Perubahan UUD 1945, telah merubah filosofi dasar sumber kewenangan MPR,
sebagaimana tercermin dalam perubahan pasal 1 ayat 2, yaitu : Kedaulatan di
tangan rakyat dan dijalankan menurut Undang-Undang Dasar?. Implikasi perubahan
ini adalah direduksinya kewenangan MPR sebagai pelaksana kedaulatan rakyat
sepenuhnya, menjadi kedaulatan rakyat dilaksanakan menurut UUD ini, yaitu oleh
lembaga-lembaga negara yang diatur secara jelas kewenangannya dalam UUD.

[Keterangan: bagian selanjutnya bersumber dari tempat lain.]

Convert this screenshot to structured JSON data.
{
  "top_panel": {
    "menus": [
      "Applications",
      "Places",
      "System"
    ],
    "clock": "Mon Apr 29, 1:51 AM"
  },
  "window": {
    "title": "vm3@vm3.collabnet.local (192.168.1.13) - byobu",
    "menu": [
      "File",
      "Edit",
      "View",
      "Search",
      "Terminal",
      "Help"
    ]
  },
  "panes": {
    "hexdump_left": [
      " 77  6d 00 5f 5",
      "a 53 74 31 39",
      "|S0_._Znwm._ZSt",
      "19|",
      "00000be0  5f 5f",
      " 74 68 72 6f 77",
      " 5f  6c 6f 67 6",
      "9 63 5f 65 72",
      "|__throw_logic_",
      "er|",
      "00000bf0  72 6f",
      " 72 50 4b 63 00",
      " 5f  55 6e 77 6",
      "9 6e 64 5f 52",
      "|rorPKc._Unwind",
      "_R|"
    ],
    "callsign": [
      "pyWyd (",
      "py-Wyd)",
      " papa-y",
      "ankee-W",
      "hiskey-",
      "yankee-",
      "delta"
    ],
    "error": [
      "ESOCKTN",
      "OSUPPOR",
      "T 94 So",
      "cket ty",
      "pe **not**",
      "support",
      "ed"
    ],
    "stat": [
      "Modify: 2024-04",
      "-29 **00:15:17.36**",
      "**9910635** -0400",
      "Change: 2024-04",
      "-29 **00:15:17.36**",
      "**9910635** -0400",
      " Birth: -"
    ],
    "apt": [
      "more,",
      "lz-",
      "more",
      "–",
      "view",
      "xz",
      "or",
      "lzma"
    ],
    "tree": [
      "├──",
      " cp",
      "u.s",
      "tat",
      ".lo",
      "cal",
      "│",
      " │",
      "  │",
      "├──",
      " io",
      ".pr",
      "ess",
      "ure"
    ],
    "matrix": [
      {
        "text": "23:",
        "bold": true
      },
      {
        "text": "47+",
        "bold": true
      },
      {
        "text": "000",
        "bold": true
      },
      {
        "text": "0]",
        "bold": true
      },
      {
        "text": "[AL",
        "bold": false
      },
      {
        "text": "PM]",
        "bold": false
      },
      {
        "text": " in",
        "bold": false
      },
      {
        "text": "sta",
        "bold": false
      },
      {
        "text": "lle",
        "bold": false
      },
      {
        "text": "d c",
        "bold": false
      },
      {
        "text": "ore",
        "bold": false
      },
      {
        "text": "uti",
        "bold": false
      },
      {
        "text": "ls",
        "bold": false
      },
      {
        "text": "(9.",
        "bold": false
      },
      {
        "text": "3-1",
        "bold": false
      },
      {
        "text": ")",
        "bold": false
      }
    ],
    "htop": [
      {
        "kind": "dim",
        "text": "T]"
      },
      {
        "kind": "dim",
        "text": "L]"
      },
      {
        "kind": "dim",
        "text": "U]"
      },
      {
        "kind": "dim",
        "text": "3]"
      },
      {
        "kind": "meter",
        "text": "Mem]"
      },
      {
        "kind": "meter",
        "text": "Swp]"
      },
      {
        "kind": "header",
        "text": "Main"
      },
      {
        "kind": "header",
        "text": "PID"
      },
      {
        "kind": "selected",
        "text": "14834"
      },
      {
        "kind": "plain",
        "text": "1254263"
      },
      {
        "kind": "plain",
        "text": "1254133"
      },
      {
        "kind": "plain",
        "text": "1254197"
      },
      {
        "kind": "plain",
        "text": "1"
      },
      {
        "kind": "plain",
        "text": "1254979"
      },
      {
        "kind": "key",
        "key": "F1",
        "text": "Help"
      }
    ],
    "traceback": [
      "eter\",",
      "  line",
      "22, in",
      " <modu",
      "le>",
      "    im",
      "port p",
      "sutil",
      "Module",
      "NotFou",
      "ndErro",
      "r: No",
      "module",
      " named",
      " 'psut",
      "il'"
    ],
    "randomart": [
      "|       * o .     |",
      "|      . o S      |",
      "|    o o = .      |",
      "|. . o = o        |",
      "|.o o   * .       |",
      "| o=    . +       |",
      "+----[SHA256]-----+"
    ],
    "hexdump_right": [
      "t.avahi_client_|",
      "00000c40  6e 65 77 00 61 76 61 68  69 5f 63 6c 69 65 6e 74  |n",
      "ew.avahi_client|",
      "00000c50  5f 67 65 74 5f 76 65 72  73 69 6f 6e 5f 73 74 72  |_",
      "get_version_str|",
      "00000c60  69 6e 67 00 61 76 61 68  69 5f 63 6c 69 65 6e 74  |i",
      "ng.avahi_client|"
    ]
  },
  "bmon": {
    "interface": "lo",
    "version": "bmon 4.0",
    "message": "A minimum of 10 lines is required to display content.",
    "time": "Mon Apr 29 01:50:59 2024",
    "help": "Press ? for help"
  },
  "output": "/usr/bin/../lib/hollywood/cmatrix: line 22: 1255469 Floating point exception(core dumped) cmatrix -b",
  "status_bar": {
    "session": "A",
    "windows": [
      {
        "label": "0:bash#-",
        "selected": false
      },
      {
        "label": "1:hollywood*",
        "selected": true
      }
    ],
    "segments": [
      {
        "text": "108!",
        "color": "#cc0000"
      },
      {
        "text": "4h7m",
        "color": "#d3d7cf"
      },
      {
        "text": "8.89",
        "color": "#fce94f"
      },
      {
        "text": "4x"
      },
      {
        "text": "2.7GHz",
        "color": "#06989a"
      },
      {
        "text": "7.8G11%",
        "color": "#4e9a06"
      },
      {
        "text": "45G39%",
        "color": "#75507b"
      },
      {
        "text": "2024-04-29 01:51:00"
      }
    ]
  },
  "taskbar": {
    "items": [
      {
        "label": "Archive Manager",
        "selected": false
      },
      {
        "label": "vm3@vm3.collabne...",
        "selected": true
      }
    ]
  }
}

Presiden menjalankan kedaulatan rakyat, untuk menjalankan pemerintahan negara,
karena dia dipilih langsung juga oleh rakyat. DPR dan DPD menjalankan
kedaulatan rakyat dalam membentuk undang-undang dan mengawasi Presiden.
Mahkamah Agung dan Mahkamah Konstitusi menjalankan kedaulatan rakyat dalam
bidang yudikatif dan peradilan. Bahkan rakyat juga melaksanakan kedaulatannya
secara langsung dalam bentuk memilih Presiden dan Wakil Presidennya secara
langsung. Demikian pula terhadap lembaga-lembaga negara lainnya yang diatur
dalam UUD ini.

Hubungan MPR dengan Lembaga Negara Lainnya
Dengan perubahan ini tidak lagi dikenal lembaga tertinggi dan lembaga
tinggi negara dalam hubungan antar lembaga negara. Semua lembaga negara tidak
ada yang tinggi dan tidak ada yang rendah, akan tetapi kedudukannya dilihat
pada fungsi dan kewenangannya yang diberikan oleh UUD. Karena itu,
lembaga-lembaga negara lainnya tidak lagi melapor kepada MPR, karena MPR tidak
lagi menetapkan garis-garis besar haluan negara untuk dilaksanakan oleh seluruh
lembaga negara yang lainnya.
Kerangka hubungan antar lembaga negara yang dibangun dalam perubahan UUD
ini adalah prinsip checks and balances. Artinya hubungan yang seimbang
antara lembaga Negara yang masing-masing terkontrol oleh yang
lainnya berdasarkan ketentuan UUD.
Secara kelembagaan posisi MPR sebenarnya adalah forum? sidang gabungan
antara anggota DPR dengan anggota DPD. MPR hanya bersidang pada saat-saat
dibutuhkan, yaitu ketika melantik Presiden dan atau Wakil Presiden,
memberhentikan Presiden, mengubah dan menetapkan UUD, serta memilih Wakil
Presiden dalam hal kekosongan jabatan Wakil Presiden. Jadi, tidak ada lagi istilah
Sidang Umum serta Sidang Tahunan MPR, yang ada adalah Sidang MPR. Walaupun
demikian, karena MPR memiliki kewenangan-kewenangan yang mandiri, maka
kedudukannya menjadi sebuah lembaga negara tersendiri.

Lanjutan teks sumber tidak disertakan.